Uma reflexão sobre a vitória da extrema direita na Argentina e seus significados para o Brasil

Frederico Henriques 22 nov 2023, 17:11

Foto: Mídia Ninja

Ainda na noite do dia 19 de novembro de 2023, logo após o reconhecimento da vitória de Milei pelo candidato governista Sergio Massa, uma grande onda de pessimismo se abateu pela esquerda latino-americana. O fim da nova onda rosa, retorno a onda conservadora, crise das esquerdas sul-americanas, guerra híbrida e avanço dos EUA na região, muitas caracterizações passaram a percorrer as redes sociais buscando fazer uma nova análise do cenário internacional e da política da região.

O problema de uma caracterização errada do processo que percorre o mundo faz com que haja uma política errada para atuação nesse momento histórico. Nesse sentido, neste texto busco reafirmar que a derrota do candidato peronista reforça a caracterização do longo interregno que vivemos, assim como a necessidade urgente da construção de uma esquerda independente que consiga dialogar com os anseios populares e o avanço do debate ideológico no coração da classe sobre os limites desse sistema posto.

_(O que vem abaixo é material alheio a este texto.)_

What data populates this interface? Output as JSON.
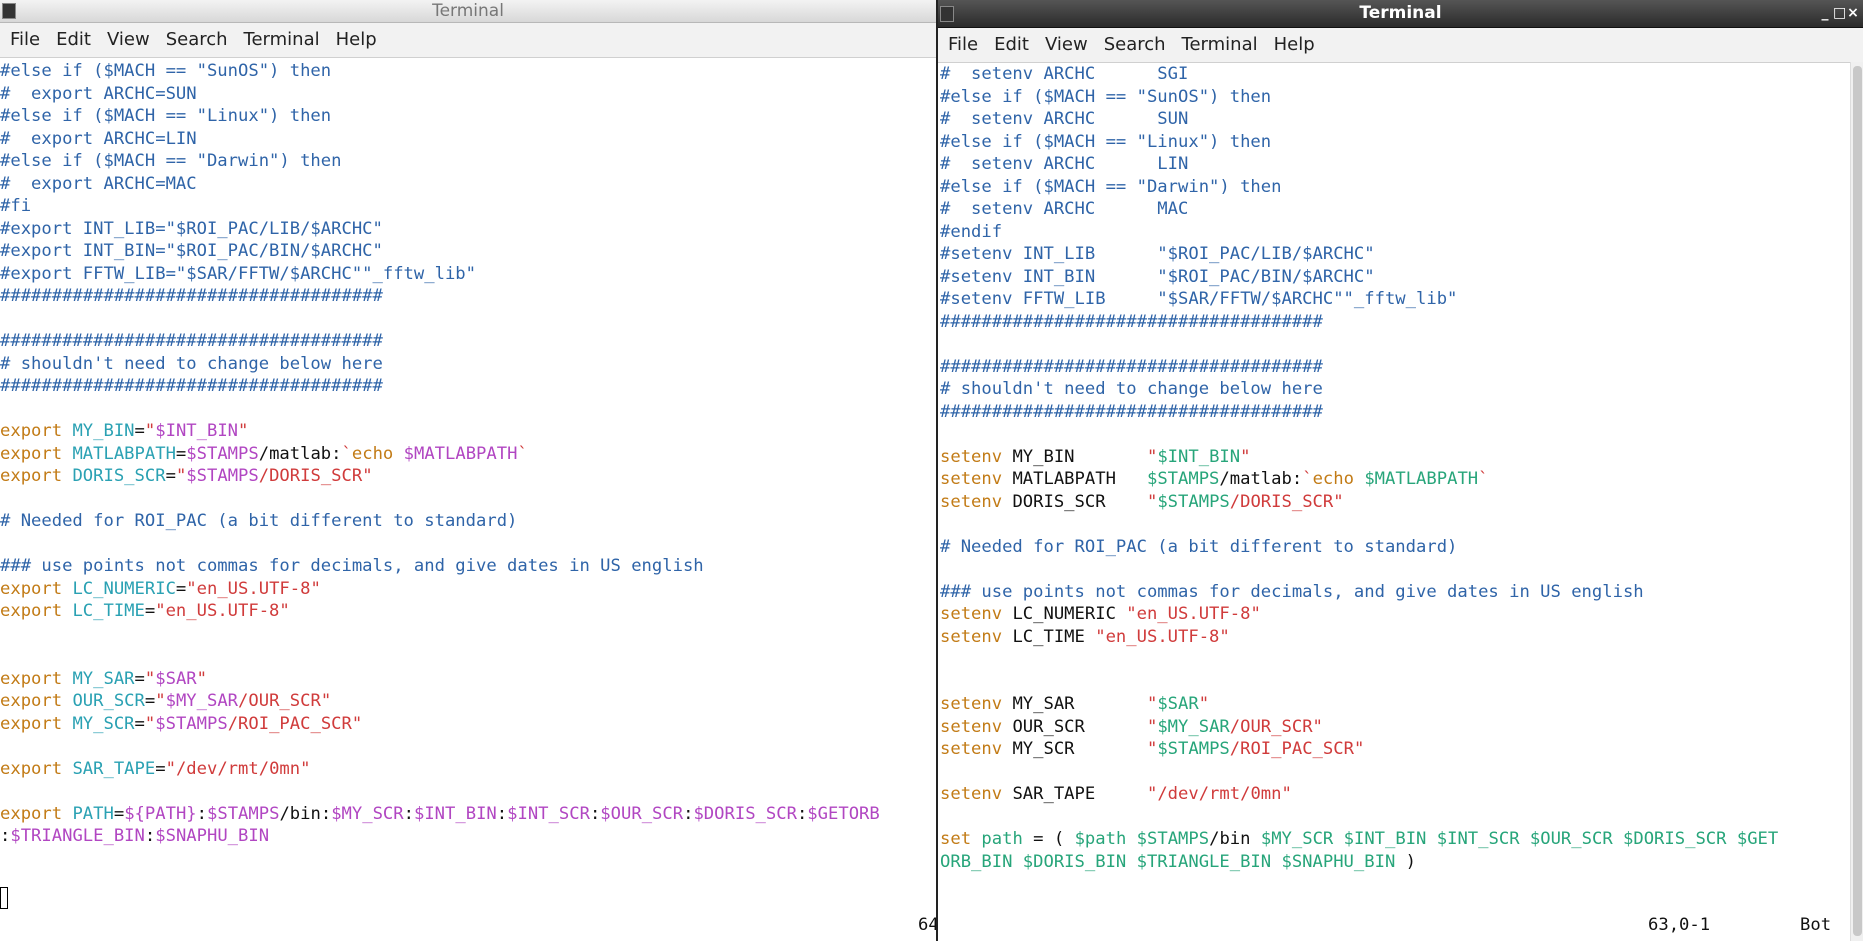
{
  "left": {
    "title": "Terminal",
    "menu": [
      "File",
      "Edit",
      "View",
      "Search",
      "Terminal",
      "Help"
    ],
    "status_right": "64"
  },
  "right": {
    "title": "Terminal",
    "menu": [
      "File",
      "Edit",
      "View",
      "Search",
      "Terminal",
      "Help"
    ],
    "status_pos": "63,0-1",
    "status_scroll": "Bot",
    "window_controls": [
      "minimize",
      "maximize",
      "close"
    ]
  },
  "left_lines": [
    [
      [
        "c",
        "#else if ($MACH == \"SunOS\") then"
      ]
    ],
    [
      [
        "c",
        "#  export ARCHC=SUN"
      ]
    ],
    [
      [
        "c",
        "#else if ($MACH == \"Linux\") then"
      ]
    ],
    [
      [
        "c",
        "#  export ARCHC=LIN"
      ]
    ],
    [
      [
        "c",
        "#else if ($MACH == \"Darwin\") then"
      ]
    ],
    [
      [
        "c",
        "#  export ARCHC=MAC"
      ]
    ],
    [
      [
        "c",
        "#fi"
      ]
    ],
    [
      [
        "c",
        "#export INT_LIB=\"$ROI_PAC/LIB/$ARCHC\""
      ]
    ],
    [
      [
        "c",
        "#export INT_BIN=\"$ROI_PAC/BIN/$ARCHC\""
      ]
    ],
    [
      [
        "c",
        "#export FFTW_LIB=\"$SAR/FFTW/$ARCHC\"\"_fftw_lib\""
      ]
    ],
    [
      [
        "c",
        "#####################################"
      ]
    ],
    [],
    [
      [
        "c",
        "#####################################"
      ]
    ],
    [
      [
        "c",
        "# shouldn't need to change below here"
      ]
    ],
    [
      [
        "c",
        "#####################################"
      ]
    ],
    [],
    [
      [
        "k",
        "export "
      ],
      [
        "v",
        "MY_BIN"
      ],
      [
        "p",
        "="
      ],
      [
        "s",
        "\""
      ],
      [
        "m",
        "$INT_BIN"
      ],
      [
        "s",
        "\""
      ]
    ],
    [
      [
        "k",
        "export "
      ],
      [
        "v",
        "MATLABPATH"
      ],
      [
        "p",
        "="
      ],
      [
        "m",
        "$STAMPS"
      ],
      [
        "p",
        "/matlab:"
      ],
      [
        "s",
        "`"
      ],
      [
        "k",
        "echo "
      ],
      [
        "m",
        "$MATLABPATH"
      ],
      [
        "s",
        "`"
      ]
    ],
    [
      [
        "k",
        "export "
      ],
      [
        "v",
        "DORIS_SCR"
      ],
      [
        "p",
        "="
      ],
      [
        "s",
        "\""
      ],
      [
        "m",
        "$STAMPS"
      ],
      [
        "s",
        "/DORIS_SCR\""
      ]
    ],
    [],
    [
      [
        "c",
        "# Needed for ROI_PAC (a bit different to standard)"
      ]
    ],
    [],
    [
      [
        "c",
        "### use points not commas for decimals, and give dates in US english"
      ]
    ],
    [
      [
        "k",
        "export "
      ],
      [
        "v",
        "LC_NUMERIC"
      ],
      [
        "p",
        "="
      ],
      [
        "s",
        "\"en_US.UTF-8\""
      ]
    ],
    [
      [
        "k",
        "export "
      ],
      [
        "v",
        "LC_TIME"
      ],
      [
        "p",
        "="
      ],
      [
        "s",
        "\"en_US.UTF-8\""
      ]
    ],
    [],
    [],
    [
      [
        "k",
        "export "
      ],
      [
        "v",
        "MY_SAR"
      ],
      [
        "p",
        "="
      ],
      [
        "s",
        "\""
      ],
      [
        "m",
        "$SAR"
      ],
      [
        "s",
        "\""
      ]
    ],
    [
      [
        "k",
        "export "
      ],
      [
        "v",
        "OUR_SCR"
      ],
      [
        "p",
        "="
      ],
      [
        "s",
        "\""
      ],
      [
        "m",
        "$MY_SAR"
      ],
      [
        "s",
        "/OUR_SCR\""
      ]
    ],
    [
      [
        "k",
        "export "
      ],
      [
        "v",
        "MY_SCR"
      ],
      [
        "p",
        "="
      ],
      [
        "s",
        "\""
      ],
      [
        "m",
        "$STAMPS"
      ],
      [
        "s",
        "/ROI_PAC_SCR\""
      ]
    ],
    [],
    [
      [
        "k",
        "export "
      ],
      [
        "v",
        "SAR_TAPE"
      ],
      [
        "p",
        "="
      ],
      [
        "s",
        "\"/dev/rmt/0mn\""
      ]
    ],
    [],
    [
      [
        "k",
        "export "
      ],
      [
        "v",
        "PATH"
      ],
      [
        "p",
        "="
      ],
      [
        "m",
        "${PATH}"
      ],
      [
        "p",
        ":"
      ],
      [
        "m",
        "$STAMPS"
      ],
      [
        "p",
        "/bin:"
      ],
      [
        "m",
        "$MY_SCR"
      ],
      [
        "p",
        ":"
      ],
      [
        "m",
        "$INT_BIN"
      ],
      [
        "p",
        ":"
      ],
      [
        "m",
        "$INT_SCR"
      ],
      [
        "p",
        ":"
      ],
      [
        "m",
        "$OUR_SCR"
      ],
      [
        "p",
        ":"
      ],
      [
        "m",
        "$DORIS_SCR"
      ],
      [
        "p",
        ":"
      ],
      [
        "m",
        "$GETORB"
      ]
    ],
    [
      [
        "p",
        ":"
      ],
      [
        "m",
        "$TRIANGLE_BIN"
      ],
      [
        "p",
        ":"
      ],
      [
        "m",
        "$SNAPHU_BIN"
      ]
    ]
  ],
  "right_lines": [
    [
      [
        "c",
        "#  setenv ARCHC      SGI"
      ]
    ],
    [
      [
        "c",
        "#else if ($MACH == \"SunOS\") then"
      ]
    ],
    [
      [
        "c",
        "#  setenv ARCHC      SUN"
      ]
    ],
    [
      [
        "c",
        "#else if ($MACH == \"Linux\") then"
      ]
    ],
    [
      [
        "c",
        "#  setenv ARCHC      LIN"
      ]
    ],
    [
      [
        "c",
        "#else if ($MACH == \"Darwin\") then"
      ]
    ],
    [
      [
        "c",
        "#  setenv ARCHC      MAC"
      ]
    ],
    [
      [
        "c",
        "#endif"
      ]
    ],
    [
      [
        "c",
        "#setenv INT_LIB      \"$ROI_PAC/LIB/$ARCHC\""
      ]
    ],
    [
      [
        "c",
        "#setenv INT_BIN      \"$ROI_PAC/BIN/$ARCHC\""
      ]
    ],
    [
      [
        "c",
        "#setenv FFTW_LIB     \"$SAR/FFTW/$ARCHC\"\"_fftw_lib\""
      ]
    ],
    [
      [
        "c",
        "#####################################"
      ]
    ],
    [],
    [
      [
        "c",
        "#####################################"
      ]
    ],
    [
      [
        "c",
        "# shouldn't need to change below here"
      ]
    ],
    [
      [
        "c",
        "#####################################"
      ]
    ],
    [],
    [
      [
        "k",
        "setenv "
      ],
      [
        "p",
        "MY_BIN       "
      ],
      [
        "s",
        "\""
      ],
      [
        "g",
        "$INT_BIN"
      ],
      [
        "s",
        "\""
      ]
    ],
    [
      [
        "k",
        "setenv "
      ],
      [
        "p",
        "MATLABPATH   "
      ],
      [
        "g",
        "$STAMPS"
      ],
      [
        "p",
        "/matlab:"
      ],
      [
        "s",
        "`"
      ],
      [
        "k",
        "echo "
      ],
      [
        "g",
        "$MATLABPATH"
      ],
      [
        "s",
        "`"
      ]
    ],
    [
      [
        "k",
        "setenv "
      ],
      [
        "p",
        "DORIS_SCR    "
      ],
      [
        "s",
        "\""
      ],
      [
        "g",
        "$STAMPS"
      ],
      [
        "s",
        "/DORIS_SCR\""
      ]
    ],
    [],
    [
      [
        "c",
        "# Needed for ROI_PAC (a bit different to standard)"
      ]
    ],
    [],
    [
      [
        "c",
        "### use points not commas for decimals, and give dates in US english"
      ]
    ],
    [
      [
        "k",
        "setenv "
      ],
      [
        "p",
        "LC_NUMERIC "
      ],
      [
        "s",
        "\"en_US.UTF-8\""
      ]
    ],
    [
      [
        "k",
        "setenv "
      ],
      [
        "p",
        "LC_TIME "
      ],
      [
        "s",
        "\"en_US.UTF-8\""
      ]
    ],
    [],
    [],
    [
      [
        "k",
        "setenv "
      ],
      [
        "p",
        "MY_SAR       "
      ],
      [
        "s",
        "\""
      ],
      [
        "g",
        "$SAR"
      ],
      [
        "s",
        "\""
      ]
    ],
    [
      [
        "k",
        "setenv "
      ],
      [
        "p",
        "OUR_SCR      "
      ],
      [
        "s",
        "\""
      ],
      [
        "g",
        "$MY_SAR"
      ],
      [
        "s",
        "/OUR_SCR\""
      ]
    ],
    [
      [
        "k",
        "setenv "
      ],
      [
        "p",
        "MY_SCR       "
      ],
      [
        "s",
        "\""
      ],
      [
        "g",
        "$STAMPS"
      ],
      [
        "s",
        "/ROI_PAC_SCR\""
      ]
    ],
    [],
    [
      [
        "k",
        "setenv "
      ],
      [
        "p",
        "SAR_TAPE     "
      ],
      [
        "s",
        "\"/dev/rmt/0mn\""
      ]
    ],
    [],
    [
      [
        "k",
        "set "
      ],
      [
        "g",
        "path"
      ],
      [
        "p",
        " = ( "
      ],
      [
        "g",
        "$path $STAMPS"
      ],
      [
        "p",
        "/bin "
      ],
      [
        "g",
        "$MY_SCR $INT_BIN $INT_SCR $OUR_SCR $DORIS_SCR $GET"
      ]
    ],
    [
      [
        "g",
        "ORB_BIN $DORIS_BIN $TRIANGLE_BIN $SNAPHU_BIN"
      ],
      [
        "p",
        " )"
      ]
    ]
  ]
}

Interregno como crise sistêmica de longo prazo

A primeira característica persistente é a crise imperialista, com a incapacidade dos EUA de impor uma nova dinâmica de acumulação no sistema capitalista em meio à ascensão da China e ao fortalecimento de atores regionais. Essa situação gera uma crise sistêmica, levando o capitalismo a recorrer a processos de acumulação primitiva, espoliação e guerras para manter seus ganhos, agravando a decadência ambiental e as questões sociais. Eventos como a guerra na Ucrânia, o massacre em Gaza, a anexação de Nagorno-Karabakh pelo Azerbaijão e a tensão no Mar do Sul da China evidenciam essa definição.

O interregno também se manifesta na política, com a instabilidade nos regimes sendo uma constante. A incapacidade dos governantes em resolver os problemas concretos da população contribui para a oscilação constante do cenário político, tornando discursos mais radicais, tanto à direita quanto à esquerda, mais atraentes. A mesma crise econômica que derrubou Macri há quatro anos, é aprofundada pelo peronismo, e derruba Fernandez/Massa nesta eleição. No Sahel africano, uma série de levantes e golpes militares contraditórios tem como eixo de agitação a luta contra o imperialismo francês. Enquanto o governo inglês tem que ceder a pressões populares para ter outra política para Gaza, a França proíbe os protestos em favor dos palestinos. O fortalecimento de governos autoritários na América Central destoa do fortalecimento de López-Obrador no México para encaminhar a eleição do seu partido no início do próximo ano.

A crise de hegemonia, onde as classes dominantes não conseguiram impor um novo projeto nem os subalternos tão pouco se estabelecer, como característica desse momento de interregno faz com que a luta de classes seja mais intensa e explícita. Por um lado, as classes dominantes tentam garantir processos de acumulação, mesmo que sem legitimidade (como extrativismo ambiental, a espoliação ou a guerra); por outro, a classe trabalhadora, a partir de levantes e enfrentamentos nas ruas e locais de trabalho, buscam condições mínimas para sobreviver. É emblemático que as ruas passaram a ser o local de manifestação no momento em que os setores dominantes da burguesia passam por um momento de crise de autoridade.1 É claro que essa crise se reflete de forma distinta em cada país ou região, a partir de diferentes setores econômicos e agentes estatais. Porém, o discurso antirregime e antissistema passa a ser uma variável permanente, tendo força pela extrema direita, como pela esquerda em outros casos (Colômbia e Guatemala são bons exemplos vistos recentemente à esquerda).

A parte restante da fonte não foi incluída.